Article by: Mike Hamata

What do low speed collisions, marijuana, and post-incident drug testing have in common? Those are the facts that were before the Alberta Court of Queen’s Bench in Canadian Energy Workers’ Association v ATCO Electric Ltd, 2018 ABQB 258.

In that case, the Court upheld an arbitrator’s award which had found that ATCO’s decision to drug test two employees following a low speed collision at a remote worksite was reasonable.

The decision is interesting in its treatment of post-incident drug testing. ATCO Electric stands for the proposition that requiring an employee to submit to drug testing after an incident continues to be justified where:

(a) the incident is significant, or is a near miss that could have been significant;
(b) the employer asks the employee for an explanation before requiring a drug test; and
(c) there is some basis for the employer to need to rule out impairment as a cause of the incident (the “Weyerhaeuser Criteria”).


In the ATCO Electric case, the first grievor was backing up a very large machine called a Nodwell, when he struck a truck being operated by the second grievor. The collision happened at low speed, and caused about $1,000 in damage. Neither grievor was hurt. After the incident was reported, ATCO decided to drug test both grievors, one of whom tested positive for marijuana. That grievor participated in a drug treatment program and upon completion was returned to work. The Union grieved the drug test requirement.

By the time the issue came before the Court, neither party seriously disputed that (a) the incident could have been significant, or (b) the employer had asked the employee for an explanation. ATCO’s policy was also no longer in dispute. Instead, the Court focused on the third Weyerhaeuser Criteria, i.e. whether there was a sufficient link between the incident and potential impairment to justify requiring a drug test.

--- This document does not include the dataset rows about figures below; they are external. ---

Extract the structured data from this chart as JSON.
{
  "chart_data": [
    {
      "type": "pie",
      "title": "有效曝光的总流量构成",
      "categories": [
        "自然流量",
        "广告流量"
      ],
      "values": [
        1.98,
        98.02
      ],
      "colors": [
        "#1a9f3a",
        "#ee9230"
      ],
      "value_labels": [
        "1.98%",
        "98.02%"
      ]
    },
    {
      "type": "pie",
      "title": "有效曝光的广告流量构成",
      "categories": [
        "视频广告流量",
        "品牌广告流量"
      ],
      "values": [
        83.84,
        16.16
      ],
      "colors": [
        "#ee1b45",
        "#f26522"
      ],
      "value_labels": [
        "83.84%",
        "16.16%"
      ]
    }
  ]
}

Before the Court of Queen’s Bench, both ATCO and the Union attacked the original arbitration panel’s finding for the third Weyerhaeuser Criteria: that testing was justified because ATCO had determined that the incident was caused by “poor judgement”, but also because the grievors had recently received relevant safety training which they did not follow, and because the Nodwell had recently been involved in a similar safety incident.

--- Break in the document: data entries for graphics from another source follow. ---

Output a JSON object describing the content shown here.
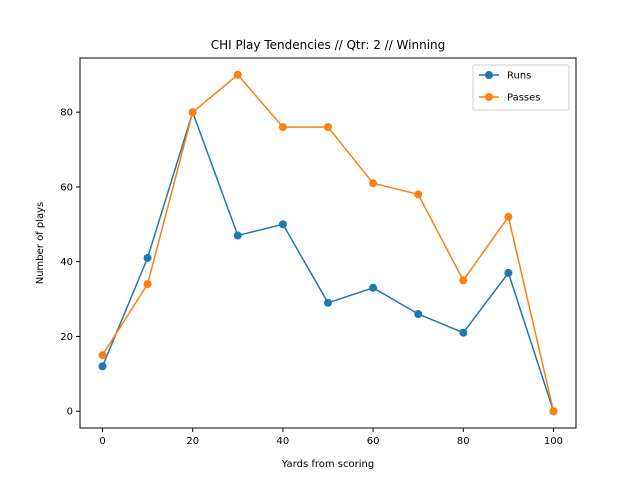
{
  "chart_data": {
    "type": "line",
    "title": "CHI Play Tendencies // Qtr: 2 // Winning",
    "xlabel": "Yards from scoring",
    "ylabel": "Number of plays",
    "x": [
      0,
      10,
      20,
      30,
      40,
      50,
      60,
      70,
      80,
      90,
      100
    ],
    "series": [
      {
        "name": "Runs",
        "color": "#1f77b4",
        "values": [
          12,
          41,
          80,
          47,
          50,
          29,
          33,
          26,
          21,
          37,
          0
        ]
      },
      {
        "name": "Passes",
        "color": "#ff7f0e",
        "values": [
          15,
          34,
          80,
          90,
          76,
          76,
          61,
          58,
          35,
          52,
          0
        ]
      }
    ],
    "xlim": [
      -5,
      105
    ],
    "ylim": [
      -4.5,
      94.5
    ],
    "xticks": [
      0,
      20,
      40,
      60,
      80,
      100
    ],
    "yticks": [
      0,
      20,
      40,
      60,
      80
    ],
    "grid": false,
    "legend_position": "top-right"
  }
}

Importantly, the Court rejected the Union’s argument that ATCO needed evidence that the employee was impaired before conducting a post-incident drug test. Post-incident drug testing and reasonable cause drug testing remain distinct concepts.

The Court also rejected ATCO’s argument that poor judgment alone always justifies post-incident drug testing – something more is required (in this case, the recent training and recent Nodwell accident were that “something more”).

Lessons for Employers

As the Court noted, the “…balancing of an employer’s interest in safety with employees’ privacy rights in their bodily integrity is a nuanced and very fact specific exercise.” The case highlights the following key takeaways for employers:

  1. The law that applies to drug and alcohol testing has evolved significantly over the last five years, and it continues to evolve. Review your drug and alcohol policies and ensure that your policies reflect those changes.
  2. Not every “incident” justifies a post-incident drug test. Employers should be familiar with the law, their own policies, and the relevant circumstances before making a reasoned decision to test an employee for impairment after a workplace incident.